2 Nisan 2014 Çarşamba

COĞRAFYANIN GELECEĞİ

Dünyanın oluşumundan ve ilk insanın yaratılışından bu yana insanoğlu doğaya karşı sürekli bir merak ve doğayı anlamlandırma çabası içinde olmuştur. Ve bu  yönde yaptığı bütün araştırma ve çalışmalardan elde edilen birikim coğrafyayı bir bilim haline getirmiştir. İnsanlar yaşadıkları dünya hakkında bilgi edindikçe onu anladıkça bu birikimini yaşam seviyesini artırmada kullanmış ve dünyayı daha yaşanır bir hale getirmeye çalışmıştır. Coğrafyanın, coğrafya bilmenin yaşamı kolaylaştırdığı inkar edilemez bir gerçektir. Dünya üzerindeki her yer yaşamaya elverişli değildir. Ama coğrafya bize yaşanacak yer konusunda iklim, bitki örtüsü, yer şekilleri gibi konularda bilği verdiği için işimizi kolaylaştırmıştır. Ama bütün bunlara rağmen bütün insanlar doğayı anlama, gerekse onu iyileştirme konusunda aynı zihniyetten değiller. Günümüzde doğanın değerini bilmeyen ve onu tahrip eden bir çok insan vardır. Bu konuda ki eksikliğin coğrafya biliminin öğretiminden kaynaklandığını düşünüyorum. İnsanlar doğa hakkında ilk bilgileri okulda öğrenmekteler. Ve bu konudaki en büyük eksikliğin yerinde öğretim yapılmaması olduğunu düşünüyorum. Coğrafya canlı kanlı bir bilimdir.
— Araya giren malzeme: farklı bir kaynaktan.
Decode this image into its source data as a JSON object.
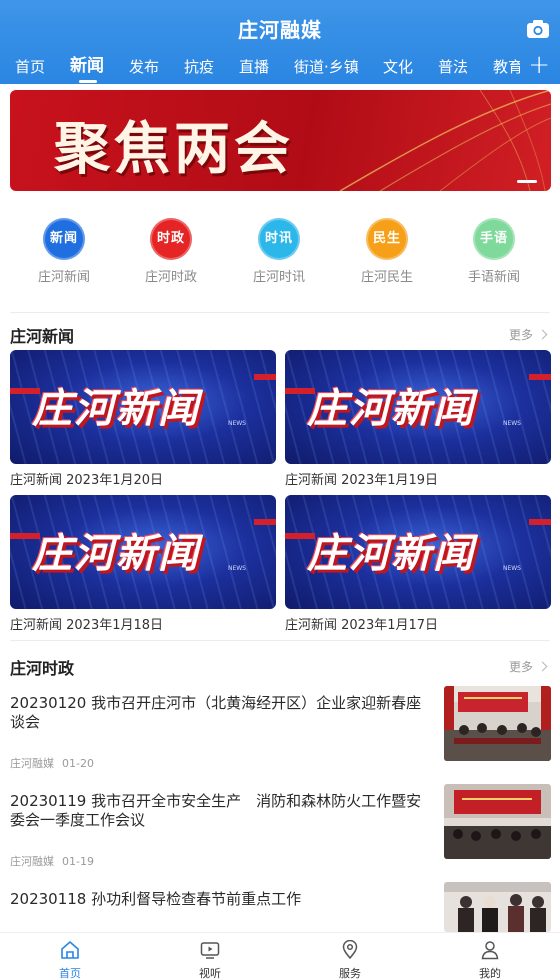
{
  "header": {
    "title": "庄河融媒",
    "tabs": [
      "首页",
      "新闻",
      "发布",
      "抗疫",
      "直播",
      "街道·乡镇",
      "文化",
      "普法",
      "教育"
    ],
    "active_tab_index": 1,
    "camera_icon": "camera-icon",
    "add_icon": "plus-icon"
  },
  "banner": {
    "text": "聚焦两会"
  },
  "shortcuts": [
    {
      "icon_text": "新闻",
      "label": "庄河新闻",
      "color": "#1f6fe0"
    },
    {
      "icon_text": "时政",
      "label": "庄河时政",
      "color": "#e52525"
    },
    {
      "icon_text": "时讯",
      "label": "庄河时讯",
      "color": "#2bb7ea"
    },
    {
      "icon_text": "民生",
      "label": "庄河民生",
      "color": "#f6a019"
    },
    {
      "icon_text": "手语",
      "label": "手语新闻",
      "color": "#7fd99a"
    }
  ],
  "news_section": {
    "title": "庄河新闻",
    "more": "更多",
    "thumb_logo": "庄河新闻",
    "thumb_tag": "NEWS",
    "cards": [
      {
        "caption": "庄河新闻 2023年1月20日"
      },
      {
        "caption": "庄河新闻 2023年1月19日"
      },
      {
        "caption": "庄河新闻 2023年1月18日"
      },
      {
        "caption": "庄河新闻 2023年1月17日"
      }
    ]
  },
  "politics_section": {
    "title": "庄河时政",
    "more": "更多",
    "articles": [
      {
        "title": "20230120 我市召开庄河市（北黄海经开区）企业家迎新春座谈会",
        "source": "庄河融媒",
        "date": "01-20"
      },
      {
        "title": "20230119 我市召开全市安全生产　消防和森林防火工作暨安委会一季度工作会议",
        "source": "庄河融媒",
        "date": "01-19"
      },
      {
        "title": "20230118 孙功利督导检查春节前重点工作",
        "source": "",
        "date": ""
      }
    ]
  },
  "bottom_nav": [
    {
      "label": "首页",
      "icon": "home-icon",
      "active": true
    },
    {
      "label": "视听",
      "icon": "tv-icon",
      "active": false
    },
    {
      "label": "服务",
      "icon": "location-icon",
      "active": false
    },
    {
      "label": "我的",
      "icon": "user-icon",
      "active": false
    }
  ],
  "colors": {
    "accent": "#2a86e2",
    "banner_red": "#c8121d"
  }
}
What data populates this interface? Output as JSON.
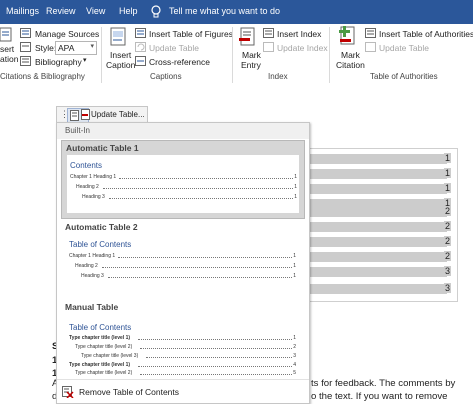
{
  "tabs": [
    "Mailings",
    "Review",
    "View",
    "Help"
  ],
  "tell_me": "Tell me what you want to do",
  "ribbon": {
    "citations": {
      "insert_citation": [
        "sert",
        "ation"
      ],
      "manage_sources": "Manage Sources",
      "style_label": "Style:",
      "style_value": "APA",
      "bibliography": "Bibliography",
      "group_label": "Citations & Bibliography"
    },
    "captions": {
      "insert_caption": [
        "Insert",
        "Caption"
      ],
      "insert_table_of_figures": "Insert Table of Figures",
      "update_table": "Update Table",
      "cross_reference": "Cross-reference",
      "group_label": "Captions"
    },
    "index": {
      "mark_entry": [
        "Mark",
        "Entry"
      ],
      "insert_index": "Insert Index",
      "update_index": "Update Index",
      "group_label": "Index"
    },
    "authorities": {
      "mark_citation": [
        "Mark",
        "Citation"
      ],
      "insert_table_of_authorities": "Insert Table of Authorities",
      "update_table": "Update Table",
      "group_label": "Table of Authorities"
    }
  },
  "field_toolbar": {
    "update_table": "Update Table..."
  },
  "dropdown": {
    "section_header": "Built-In",
    "gallery": [
      {
        "title": "Automatic Table 1",
        "heading": "Contents",
        "rows": [
          {
            "text": "Chapter 1 Heading 1",
            "num": "1",
            "level": 1
          },
          {
            "text": "Heading 2",
            "num": "1",
            "level": 2
          },
          {
            "text": "Heading 3",
            "num": "1",
            "level": 3
          }
        ]
      },
      {
        "title": "Automatic Table 2",
        "heading": "Table of Contents",
        "rows": [
          {
            "text": "Chapter 1 Heading 1",
            "num": "1",
            "level": 1
          },
          {
            "text": "Heading 2",
            "num": "1",
            "level": 2
          },
          {
            "text": "Heading 3",
            "num": "1",
            "level": 3
          }
        ]
      },
      {
        "title": "Manual Table",
        "heading": "Table of Contents",
        "rows": [
          {
            "text": "Type chapter title (level 1)",
            "num": "1",
            "level": 1
          },
          {
            "text": "Type chapter title (level 2)",
            "num": "2",
            "level": 2
          },
          {
            "text": "Type chapter title (level 3)",
            "num": "3",
            "level": 3
          },
          {
            "text": "Type chapter title (level 1)",
            "num": "4",
            "level": 1
          },
          {
            "text": "Type chapter title (level 2)",
            "num": "5",
            "level": 2
          }
        ]
      }
    ],
    "remove": "Remove Table of Contents"
  },
  "document": {
    "toc_page_numbers": [
      "1",
      "1",
      "1",
      "1",
      "2",
      "2",
      "2",
      "2",
      "3",
      "3"
    ],
    "body_fragments": {
      "line1": "ts for feedback. The comments by",
      "line2": "o the text. If you want to remove",
      "left_letters": [
        "S",
        "1",
        "1",
        "A",
        "d"
      ]
    }
  }
}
Yani bin bir çeşit yer şekilleriyle, akarsularıyla, şelaleleriyle, gölleriyle. Dolayısıyla insanlara bütün bunları anlatırken aynı zamanda göstermek de çok gereklidir. Çünkü kim olursa olsun görmediği bir güzelliği sevdirmek ve onun değerli  olduğu bilincini uyandırmak zordur. Coğrafyanın bu konuda eksik olduğunu düşünüyorum. Ama bütün bunlara rağmen, insan merak ettikçe, sorulara cevap aradıkça Coğrafya bir bilim olarak hayatta ki yerini muhafaza edecektir.